Jorge sorria, tentava de alguma forma encontrar dentro de si, uma maneira racional de controlar os seus próprios sentimentos. A consciência o acossava, mas o deleite de estar ao lado de Luzia dissipava qualquer tentativa de ser, o homem pacato, trabalhador e fiel.

Duas almas, dois mundos tão diferentes construíram um universo paralelo, onde as promessas de amor, mesmo não sendo perenes gemiam como um último suspiro na noite. Tudo era concretizado. As poucas horas de união se tornaram inefáveis.

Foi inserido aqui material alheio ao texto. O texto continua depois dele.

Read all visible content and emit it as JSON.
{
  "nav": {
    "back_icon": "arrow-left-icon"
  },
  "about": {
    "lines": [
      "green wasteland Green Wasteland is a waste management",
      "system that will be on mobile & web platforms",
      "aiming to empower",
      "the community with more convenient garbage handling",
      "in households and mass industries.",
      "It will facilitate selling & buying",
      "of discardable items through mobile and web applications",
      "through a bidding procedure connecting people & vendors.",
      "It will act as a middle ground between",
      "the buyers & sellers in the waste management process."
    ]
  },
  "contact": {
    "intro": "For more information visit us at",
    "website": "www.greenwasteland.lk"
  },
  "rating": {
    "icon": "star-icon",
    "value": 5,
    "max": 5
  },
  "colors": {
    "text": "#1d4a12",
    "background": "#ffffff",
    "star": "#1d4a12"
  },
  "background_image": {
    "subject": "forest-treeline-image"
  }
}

O tempo feroz percorria o espaço, contudo a chama acesa de dois corpos enamorados sucumbia o mundo, as obrigações, os erros e os pecados.

- Estamos pecando?

-Se é pecado entregar o meu eu, então, estamos todos condenados.

O inferno existe , quando qualquer ser, nega a sua própria felicidade.

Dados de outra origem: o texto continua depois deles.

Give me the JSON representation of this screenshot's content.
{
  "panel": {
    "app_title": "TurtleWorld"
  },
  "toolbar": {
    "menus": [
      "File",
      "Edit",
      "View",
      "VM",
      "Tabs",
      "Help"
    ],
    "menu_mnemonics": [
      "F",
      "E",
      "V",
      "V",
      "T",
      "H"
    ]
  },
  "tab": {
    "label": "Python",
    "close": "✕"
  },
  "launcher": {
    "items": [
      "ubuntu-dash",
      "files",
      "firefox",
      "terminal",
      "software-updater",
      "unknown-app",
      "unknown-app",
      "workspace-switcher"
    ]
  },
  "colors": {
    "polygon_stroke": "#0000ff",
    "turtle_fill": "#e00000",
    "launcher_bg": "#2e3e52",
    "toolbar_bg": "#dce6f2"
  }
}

Luzia e Jorge talvez não se importassem com o futuro. Antecipar o sofrimento corrói o sonho presente. É mais gracioso morrer buscando, a viver assassinando a alma.

No interior do carro, saudades e utopias. Gestos obscenos. Quase todas as noites o ato sagrado se repetia. O orifício úmido esperava ansioso o seu batismo. Olhares se cruzavam na hora do beijo pueril, mas os corpos imergiam em desatino no enlace da comunhão carnal.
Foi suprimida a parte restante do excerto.